Causes of fallen arches with treatment at Naas Physio Clinic

Fallen Arches. Ross Allen is Ireland’s only dual qualified Chartered Physiotherapist & Chiropractor.



What are fallen arches/flat feet?

Flat feet in infants is a common parental concern; however, all infants will have flat feet up until approximately 2 years of age. In adults, a drop in the arch of the foot (also referred to as pes planus) may be an inherited condition. Other potential causes of flat feet (fallen arches) include fracture induced by foot trauma. Muscle weakness, ligament laxity, pronated feet or paralysis can also give rise to this condition.

Consequences of fallen arches

Fallen arches & foot pronation have been associated with everything from ankle, foot & low back conditions to shoulder & neck pain. This would appear logical given the muscle activity of the entire body will be affected by the manner in which the foot strikes the ground.

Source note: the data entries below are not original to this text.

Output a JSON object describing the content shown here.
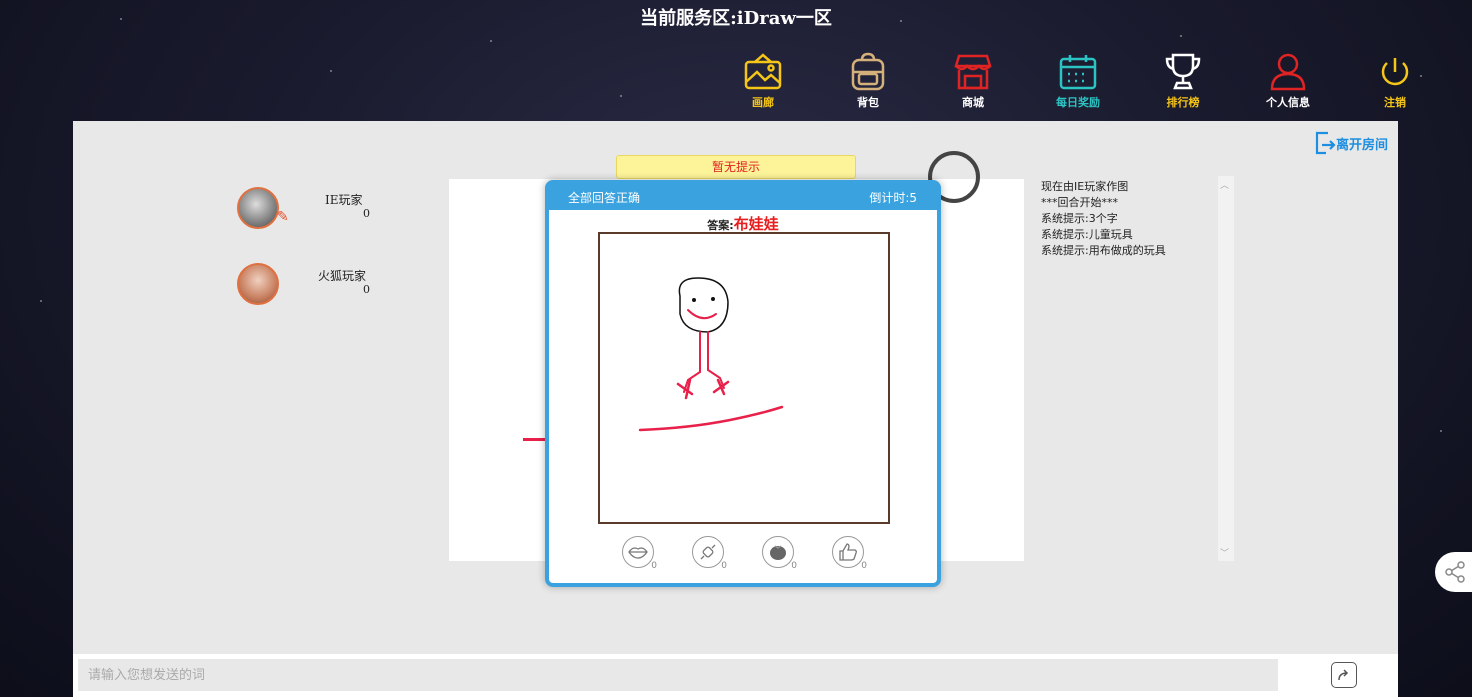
{
  "header": {
    "server_title": "当前服务区:iDraw一区"
  },
  "nav": {
    "items": [
      {
        "label": "画廊",
        "color": "#f5c518",
        "icon": "gallery-icon"
      },
      {
        "label": "背包",
        "color": "#d4b07a",
        "icon": "backpack-icon"
      },
      {
        "label": "商城",
        "color": "#e02424",
        "icon": "shop-icon"
      },
      {
        "label": "每日奖励",
        "color": "#2cc3c3",
        "icon": "calendar-icon"
      },
      {
        "label": "排行榜",
        "color": "#f5c518",
        "icon": "trophy-icon"
      },
      {
        "label": "个人信息",
        "color": "#e02424",
        "icon": "user-icon"
      },
      {
        "label": "注销",
        "color": "#f5c518",
        "icon": "power-icon"
      }
    ]
  },
  "room": {
    "leave_label": "离开房间",
    "hint": "暂无提示"
  },
  "players": [
    {
      "name": "IE玩家",
      "score": "0",
      "is_drawer": true
    },
    {
      "name": "火狐玩家",
      "score": "0",
      "is_drawer": false
    }
  ],
  "chat": {
    "messages": [
      "现在由IE玩家作图",
      "***回合开始***",
      "系统提示:3个字",
      "系统提示:儿童玩具",
      "系统提示:用布做成的玩具"
    ],
    "input_placeholder": "请输入您想发送的词"
  },
  "result_modal": {
    "header_left": "全部回答正确",
    "header_right": "倒计时:5",
    "answer_label": "答案:",
    "answer_value": "布娃娃",
    "reactions": [
      {
        "icon": "lips-icon",
        "count": "0"
      },
      {
        "icon": "candy-icon",
        "count": "0"
      },
      {
        "icon": "tomato-icon",
        "count": "0"
      },
      {
        "icon": "thumbs-up-icon",
        "count": "0"
      }
    ]
  },
  "colors": {
    "accent": "#3aa2df",
    "answer_red": "#e81e1e",
    "stroke_red": "#e8204a"
  }
}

Is Foot Pronation & Leg Length Linked to Injury

There is a widespread belief that foot pronation and differences in leg length are major causes of knee, ankle & back pain. It is rare that a day goes by without a patient mentioning one of these factors as the potential cause for their presenting injury. Conventional wisdom suggests that over-pronation is one of the major drivers of injury, especially in runners. When the published literature is analysed, any such link between foot posture & leg length varation with injury is shown to be less clear cut. For example, a recent prospective study found leg length discrepancy was not associated with running injury in recreational runners (Hespanhol Junior et al. 2016).

Research Examining Link Between Pronation & Injury in Runners

Neilsen et al. (2014) performed a 1 year prospective cohort study of over 900 novice runners. They concluded foot pronation was not associated with an increased injury risk. In fact, those classified as having pronated feet sustained significantly fewer injuries per 1000km than those with ‘neutral’ feet. The study points out though, as a limitation, that few runners with ‘highly-pronated’ feet were included in the study. This research suggests that supposedly deviant degrees of pronation may in reality be considered normal and do not contribute to injury.

Are Running Shoes the Answer?

There is too much emphais placed on specialised running shoes in order to prevent injury and support ‘fallen arches’. Research does not support a link between the use of such shoes and a decrease in injury risk. Some research suggests that modern running shoes may predispose to injury because the heavily cushioned soles encourage heel striking while running. This causes a greater transfer of load from the ground into the lower limb joints.

Research into Link Between Pronation & Shin Splints & Knee Pain

An excellent systematic review by Neal et al. (2014) did identify evidence that pronated foot posture may be a risk factor for Medial Tibial Stress Syndrome and Patellofemoral (knee) Pain. This included 21 studiess with varied populations including runners and non-runners.  did a similar review of dynamic foot function and found very limited evidence that it was a risk factor for patellofemoral pain, achilles tendinopathy and non-specific lower limb overuse injuries.

Management of foot pain

Foot pain such as that associated with plantar fasciitis or achilles tendonitis can be improved by altering biomechanics and decreasing stress on the involved structures. Resolution of pain may be guided by use of modalities such as taping and also rest. Mobilisation of restricted foot and ankle joints as well as gait and muscle re-education is vital.


  1. Luiz Carlos Hespanhol Junior, Aline Carla Araújo De Carvalho, Leonardo Oliveira Pena Costa & Alexandre Dias Lopes. Lower limb alignment characteristics are not associated with running injuries in runners: Prospective cohort study. European Journal of Sport Science, 2016.
  2. Neilsen et al. (2014). Incidence of Running-Related Injuries Per 1000 h of running in Different Types of Runners: A Systematic Review and Meta-Analysis. Sports Medicine, 2015; 45(7): 1017-1026.
  3. Neal et al. (2014). Foot posture as a risk factor for lower limb overuse injury: a systematic review and meta-analysis. Journal of Foot and Ankle Research; 7:55.

    4.  Dowling et al. (2014). Dynamic foot function as a risk factor for lower limb overuse injury: a systematic review. Journal of Foot and Ankle Research.